Tony Lyons, founder of Ottawa-based Alphabet Creative, says many traditional agencies have struggled to adjust to a world where customers have access to more information than ever before and expect clear, demonstrable returns on their investments.
“I think our industry is generally in a state of huge disruption right now and has been for probably the last 10 years,” says Lyons, whose firm has 24 employees and works mainly with non-profit agencies and associations.
“Our industry at a macro level really needs to take a long, hard look at itself and really ask the questions as to what real business value that we’re delivering to our clients on a day-to-day basis.”
'It's evolved a lot'
Denis Sabourin, founder of Ottawa-based Xactly Design & Advertising, agrees the business is in a state of flux.
“It’s evolved a lot, and I think the agencies that have struggled have been the ones that have had trouble adapting,” he says, adding he’s not suggesting that’s necessarily what happened to McMillan.
Sabourin says his 18-year-old firm’s business model has changed over the years. He now charges clients a flat monthly rate for a range of services, including video production, graphic design and social media content creation, depending on their needs.
“That really has worked well for us,” he says, noting his company has never had to lay off an employee due to a lack of work in the pipeline.
Albania and Lyons also point to the rise of powerful new players in the ad game – the Big Four accounting firms and professional services companies such as Accenture. These multinationals are snapping up ad agencies and using their market reach and powerful corporate connections to conquer a whole new business vertical.
Deloitte, PwC and the like “are basically eating the lunch of major agencies around the world,” Lyons explains, noting top execs at those firms often have close relationships with CEOs and other high-level decision-makers.
“They’re not saying, ‘We’re going to do a campaign.’ They’re saying, ‘We’re going to help you with your business strategy and figure out how marketing communications fits into that and drives that.’ And they’re delivering real, measurable value. That’s a big disruptor in our industry right now.”
Albania says such a move makes sense for these new competitors to traditional agencies.

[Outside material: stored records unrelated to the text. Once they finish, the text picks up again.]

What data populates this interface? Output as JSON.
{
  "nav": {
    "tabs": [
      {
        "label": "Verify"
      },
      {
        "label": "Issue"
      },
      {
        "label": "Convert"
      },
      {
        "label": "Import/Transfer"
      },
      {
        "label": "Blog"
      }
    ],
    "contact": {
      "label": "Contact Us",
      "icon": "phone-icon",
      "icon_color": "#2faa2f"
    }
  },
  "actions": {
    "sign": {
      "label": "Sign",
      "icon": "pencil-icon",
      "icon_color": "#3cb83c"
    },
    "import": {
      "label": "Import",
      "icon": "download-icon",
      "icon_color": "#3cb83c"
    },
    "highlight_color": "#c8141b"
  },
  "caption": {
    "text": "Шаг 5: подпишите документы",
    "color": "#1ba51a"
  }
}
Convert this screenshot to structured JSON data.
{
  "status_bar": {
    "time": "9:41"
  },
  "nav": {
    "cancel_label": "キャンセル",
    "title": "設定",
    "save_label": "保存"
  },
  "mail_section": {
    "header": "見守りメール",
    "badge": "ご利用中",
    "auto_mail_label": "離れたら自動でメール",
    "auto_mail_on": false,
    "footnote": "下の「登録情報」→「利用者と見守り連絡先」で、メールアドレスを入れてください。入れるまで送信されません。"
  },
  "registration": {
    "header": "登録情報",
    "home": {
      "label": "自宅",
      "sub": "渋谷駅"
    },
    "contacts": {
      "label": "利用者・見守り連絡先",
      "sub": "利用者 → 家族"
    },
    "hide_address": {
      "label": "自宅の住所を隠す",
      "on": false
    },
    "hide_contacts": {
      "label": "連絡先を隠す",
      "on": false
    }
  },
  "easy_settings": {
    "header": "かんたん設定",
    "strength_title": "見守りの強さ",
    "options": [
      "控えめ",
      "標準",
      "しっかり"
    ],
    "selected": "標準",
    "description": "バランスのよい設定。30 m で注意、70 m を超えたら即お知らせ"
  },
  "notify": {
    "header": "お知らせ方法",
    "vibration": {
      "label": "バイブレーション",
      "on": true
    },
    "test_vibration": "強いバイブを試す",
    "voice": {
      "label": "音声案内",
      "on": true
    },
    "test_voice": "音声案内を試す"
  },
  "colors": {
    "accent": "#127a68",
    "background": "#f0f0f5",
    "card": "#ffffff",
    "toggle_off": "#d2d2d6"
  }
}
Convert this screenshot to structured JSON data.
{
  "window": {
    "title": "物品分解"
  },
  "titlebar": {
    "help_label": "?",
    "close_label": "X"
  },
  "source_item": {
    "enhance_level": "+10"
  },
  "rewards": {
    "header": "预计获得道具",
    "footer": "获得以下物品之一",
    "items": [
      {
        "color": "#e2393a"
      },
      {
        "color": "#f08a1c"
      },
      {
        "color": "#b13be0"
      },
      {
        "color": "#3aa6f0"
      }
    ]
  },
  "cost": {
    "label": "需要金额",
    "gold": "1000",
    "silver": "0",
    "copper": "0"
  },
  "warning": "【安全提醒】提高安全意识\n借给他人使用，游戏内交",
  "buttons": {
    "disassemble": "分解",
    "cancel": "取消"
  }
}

“You have the Deloittes, the KPMGs, the Accentures, understanding that they’re connected at the C-(suite) level,” he notes. “Let’s be clear about this: advertising, marketing is a byproduct of trust. If our clients don’t have trust in us, they’re just not going to allow us to be the stewards of their money or to spend their money freely. So when someone is connected at the C-level, they’re connected there because of trust. Why shouldn’t they enter into this business?”
Lyons says he believes McMillan was also more vulnerable than most local firms to shifts in what’s looking like an increasingly fragile world economy because of its global customer base, adding its fall could be a “bellwether” of a coming recession that could drive clients to cut costs and bring their marketing functions in-house.
“Nobody really knows what the tipping point is going to be, but a lot of the indicators are talking about the economy slowing down,” he notes. “Because predominantly their client base was in the U.S. and globally, I think they’re probably a bit of a canary in the coal mine for that.”
In an industry where creative talent is at a premium and margins are thin at the best of times, Lyons says it wouldn’t take much to push a teetering company over the brink.
“I can see how things can go sideways very quickly if you lose an account or market conditions (change),” he says.
Still, most local executives say Ottawa remains a relatively safe harbour.
“I think the industry is still healthy,” Sabourin says. “I think between government and the IT sector and lots of associations, we’re somewhat protected. I feel like there’s always work.”